Analis Reku menyebutkan harga puncak BTC masih jauh, berdasarkan beberapa indikator. Ini menyiratkan bahwa Bitcoin dapat terus mencetak all-time high (ATH), dengan potensi koreksi jangka pendek menjadi US$95.600.
Kendati Bitcoin (BTC) beberapa kali mencapai ATH, harga puncak BTC diperkirakan masih jauh. Saat ini, harga Bitcoin tercatat di level US$96.934 per Minggu (1/12/2024) dini hari, terkoreksi tipis kurang dari 1 persen dalam 24 jam terakhir dan selama sepekan terakhir. Ini terjadi setelah mencapai harga tertingginya di US$99.500 pada 23 November lalu.
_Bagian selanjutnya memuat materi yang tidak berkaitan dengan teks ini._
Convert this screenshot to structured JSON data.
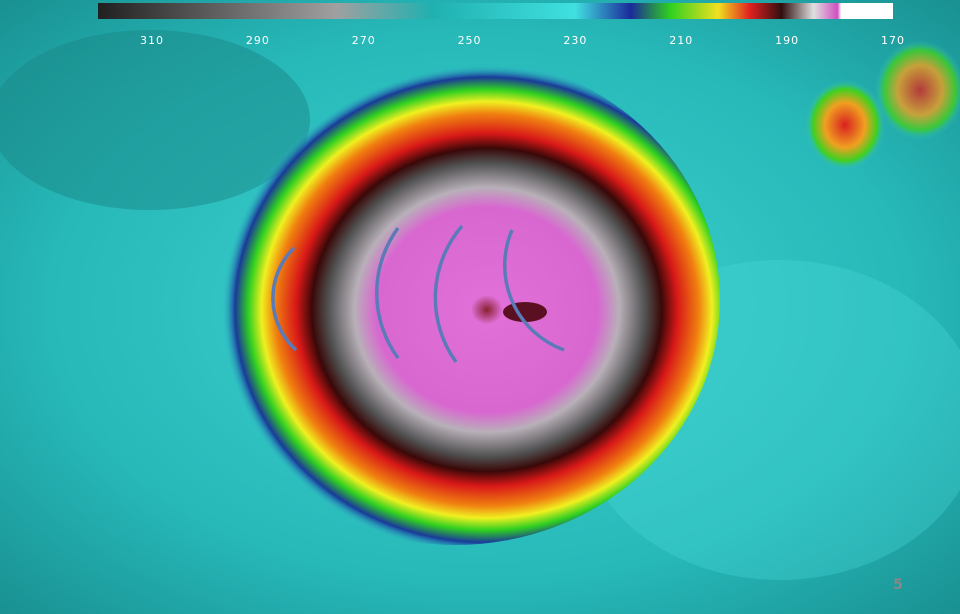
{
  "colorbar": {
    "ticks": [
      310,
      290,
      270,
      250,
      230,
      210,
      190,
      170
    ]
  },
  "frame_label": "5"
}
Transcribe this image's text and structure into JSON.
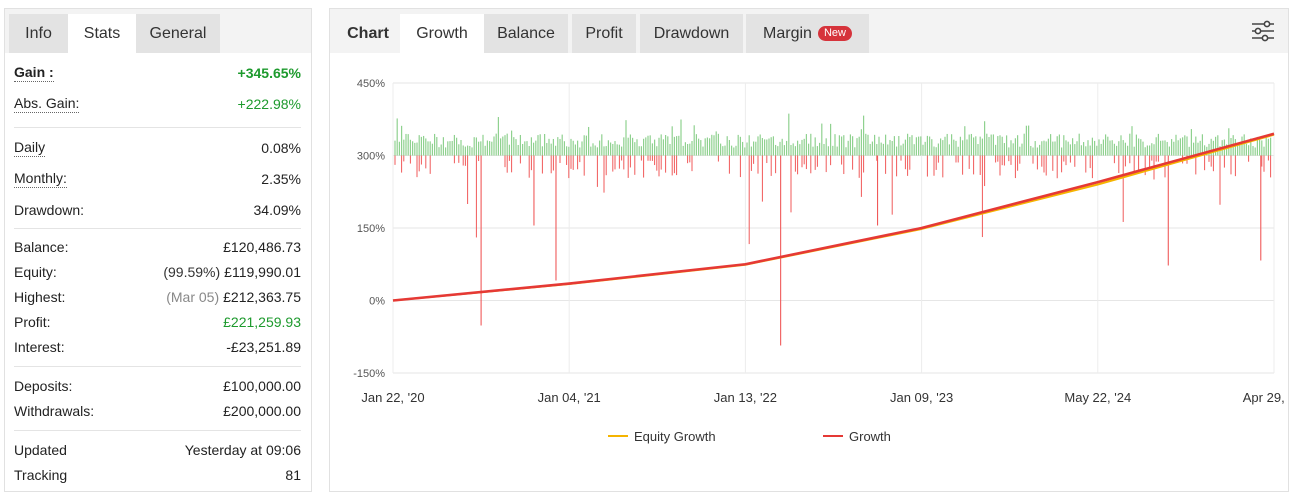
{
  "left_tabs": [
    "Info",
    "Stats",
    "General"
  ],
  "stats": {
    "gain": {
      "label": "Gain :",
      "value": "+345.65%"
    },
    "abs_gain": {
      "label": "Abs. Gain:",
      "value": "+222.98%"
    },
    "daily": {
      "label": "Daily",
      "value": "0.08%"
    },
    "monthly": {
      "label": "Monthly:",
      "value": "2.35%"
    },
    "drawdown": {
      "label": "Drawdown:",
      "value": "34.09%"
    },
    "balance": {
      "label": "Balance:",
      "value": "£120,486.73"
    },
    "equity": {
      "label": "Equity:",
      "prefix": "(99.59%)",
      "value": "£119,990.01"
    },
    "highest": {
      "label": "Highest:",
      "prefix": "(Mar 05)",
      "value": "£212,363.75"
    },
    "profit": {
      "label": "Profit:",
      "value": "£221,259.93"
    },
    "interest": {
      "label": "Interest:",
      "value": "-£23,251.89"
    },
    "deposits": {
      "label": "Deposits:",
      "value": "£100,000.00"
    },
    "withdrawals": {
      "label": "Withdrawals:",
      "value": "£200,000.00"
    },
    "updated": {
      "label": "Updated",
      "value": "Yesterday at 09:06"
    },
    "tracking": {
      "label": "Tracking",
      "value": "81"
    }
  },
  "right_tabs": {
    "chart": "Chart",
    "growth": "Growth",
    "balance": "Balance",
    "profit": "Profit",
    "drawdown": "Drawdown",
    "margin": "Margin",
    "new_badge": "New"
  },
  "settings_icon": "sliders-icon",
  "colors": {
    "growth": "#e53935",
    "equity": "#f5b400",
    "positive_bar": "#8fd18f",
    "negative_bar": "#f05a5a",
    "gain_text": "#1d9a2d",
    "badge": "#d6333b"
  },
  "chart_data": {
    "type": "line",
    "x_tick_labels": [
      "Jan 22, '20",
      "Jan 04, '21",
      "Jan 13, '22",
      "Jan 09, '23",
      "May 22, '24",
      "Apr 29, '25"
    ],
    "y_tick_labels": [
      "450%",
      "300%",
      "150%",
      "0%",
      "-150%"
    ],
    "ylim": [
      -150,
      450
    ],
    "grid": true,
    "legend": [
      "Equity Growth",
      "Growth"
    ],
    "legend_position": "bottom",
    "series": [
      {
        "name": "Growth",
        "x": [
          "Jan 22, '20",
          "Jan 04, '21",
          "Jan 13, '22",
          "Jan 09, '23",
          "May 22, '24",
          "Apr 29, '25"
        ],
        "values": [
          0,
          35,
          75,
          150,
          245,
          345
        ]
      },
      {
        "name": "Equity Growth",
        "x": [
          "Jan 22, '20",
          "Jan 04, '21",
          "Jan 13, '22",
          "Jan 09, '23",
          "May 22, '24",
          "Apr 29, '25"
        ],
        "values": [
          0,
          34,
          74,
          148,
          240,
          343
        ]
      }
    ]
  }
}
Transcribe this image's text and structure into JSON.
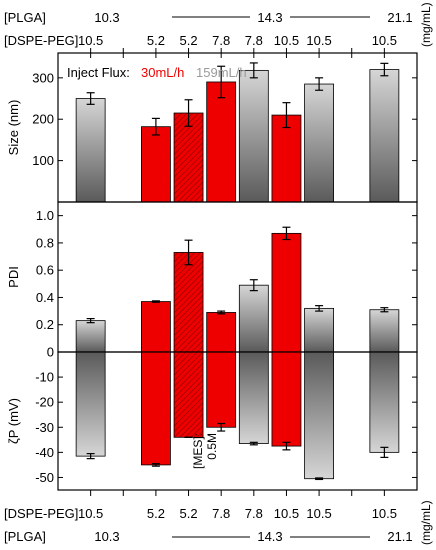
{
  "header_top": {
    "plga_label": "[PLGA]",
    "plga_values": [
      "10.3",
      "14.3",
      "21.1"
    ],
    "dspe_label": "[DSPE-PEG]",
    "dspe_values": [
      "10.5",
      "5.2",
      "5.2",
      "7.8",
      "7.8",
      "10.5",
      "10.5",
      "10.5"
    ],
    "unit": "(mg/mL)"
  },
  "header_bottom": {
    "dspe_label": "[DSPE-PEG]",
    "dspe_values": [
      "10.5",
      "5.2",
      "5.2",
      "7.8",
      "7.8",
      "10.5",
      "10.5",
      "10.5"
    ],
    "plga_label": "[PLGA]",
    "plga_values": [
      "10.3",
      "14.3",
      "21.1"
    ],
    "unit": "(mg/mL)"
  },
  "legend": {
    "prefix": "Inject Flux:",
    "item_red": "30mL/h",
    "item_gray": "159mL/h"
  },
  "annotation": {
    "line1": "[MES]:",
    "line2": "0.5M"
  },
  "colors": {
    "red_flux": "#ee0000",
    "gray_flux_light": "#d6d6d6",
    "gray_flux_dark": "#5a5a5a"
  },
  "chart_data": [
    {
      "type": "bar",
      "ylabel": "Size (nm)",
      "ylim": [
        0,
        360
      ],
      "yticks": [
        100,
        200,
        300
      ],
      "x": [
        1,
        3,
        4,
        5,
        6,
        7,
        8,
        10
      ],
      "values": [
        250,
        182,
        215,
        290,
        318,
        210,
        285,
        320
      ],
      "errors": [
        14,
        20,
        32,
        38,
        18,
        30,
        15,
        15
      ],
      "flux": [
        "159",
        "30",
        "30-MES",
        "30",
        "159",
        "30",
        "159",
        "159"
      ]
    },
    {
      "type": "bar",
      "ylabel": "PDI",
      "ylim": [
        0,
        1.1
      ],
      "yticks": [
        0.2,
        0.4,
        0.6,
        0.8,
        1.0
      ],
      "tick_labels": [
        "0.2",
        "0.4",
        "0.6",
        "0.8",
        "1.0"
      ],
      "x": [
        1,
        3,
        4,
        5,
        6,
        7,
        8,
        10
      ],
      "values": [
        0.23,
        0.37,
        0.73,
        0.29,
        0.49,
        0.87,
        0.32,
        0.31
      ],
      "errors": [
        0.015,
        0.005,
        0.09,
        0.01,
        0.04,
        0.045,
        0.02,
        0.015
      ],
      "flux": [
        "159",
        "30",
        "30-MES",
        "30",
        "159",
        "30",
        "159",
        "159"
      ]
    },
    {
      "type": "bar",
      "ylabel": "ζP (mV)",
      "ylim": [
        -55,
        0
      ],
      "yticks": [
        0,
        -10,
        -20,
        -30,
        -40,
        -50
      ],
      "x": [
        1,
        3,
        4,
        5,
        6,
        7,
        8,
        10
      ],
      "values": [
        -41.5,
        -45,
        -34,
        -30,
        -36.5,
        -37.5,
        -50.5,
        -40
      ],
      "errors": [
        1,
        0.5,
        0,
        1.5,
        0.5,
        1.5,
        0.3,
        2
      ],
      "flux": [
        "159",
        "30",
        "30-MES",
        "30",
        "159",
        "30",
        "159",
        "159"
      ]
    }
  ]
}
Meskipun terjadi penurunan harga, Fear and Greed Index yang menunjukkan sentimen pasar kripto masih berada di angka 83, yang menandakan adanya extreme greed.
Menanggapi kondisi ini, Fahmi Almuttaqin, Crypto Analyst Reku, menyatakan bahwa meskipun ada koreksi harga, prospek Bitcoin untuk mencapai level US$100.000 di sisa tahun ini tetap terbuka, termasuk potensi bahwa harga puncak BTC dapat terjadi dalam beberapa bulan mendatang.
Hal ini dilihat dari tren adopsi yang semakin berkembang, terutama di kalangan investor institusi. Microsoft misalnya berpotensi akan berinvestasi Bitcoin seperti yang dilakukan oleh MicroStrategy. Pasalnya bos MicroStrategy, yakni Michael Saylor belum lama ini memastikan bahwa dirinya bersedia untuk memaparkan “strategi menimbun Bitcoin” kepada dewan direksi Microsoft.
Hal itu terkait salah satu butir pemungutan suara kepada para pemegang saham perusahaan peranti lunak itu yang meminta persetujuan apakah diperlukan penilaian untuk membeli Bitcoin sebagai aset perusahaan. Pemungutan suara itu rencananya digelar pada 10 Desember 2024 mendatang, kendati sebelumnya Dewan Direksi Microsoft malah menghimbau para pemegang saham untuk menolak butir tersebut.
Fahmi menilai jika Microsoft kelak benar-benar mengadopsi Bitcoin sebagai tambahan aset perusahaan, ini turut memberi potensi tambahan untuk kenaikan harga dan menjadi momentum bersejarah, di mana perusahaan sebesar Microsoft masuk ke dunia investasi kripto.
“Selain itu, Dinamika geopolitik dan inflasi telah berkontribusi terhadap fluktuasi harga di pasar kripto, namun kondisi saat ini masih cukup kondusif untuk pasar. Potensi penurunan suku bunga pada pertemuan FOMC Desember sebesar 25 bps juga menjadi faktor yang memungkinkan, mengingat outlook pasar yang cenderung mixed,” ujar Fahmi.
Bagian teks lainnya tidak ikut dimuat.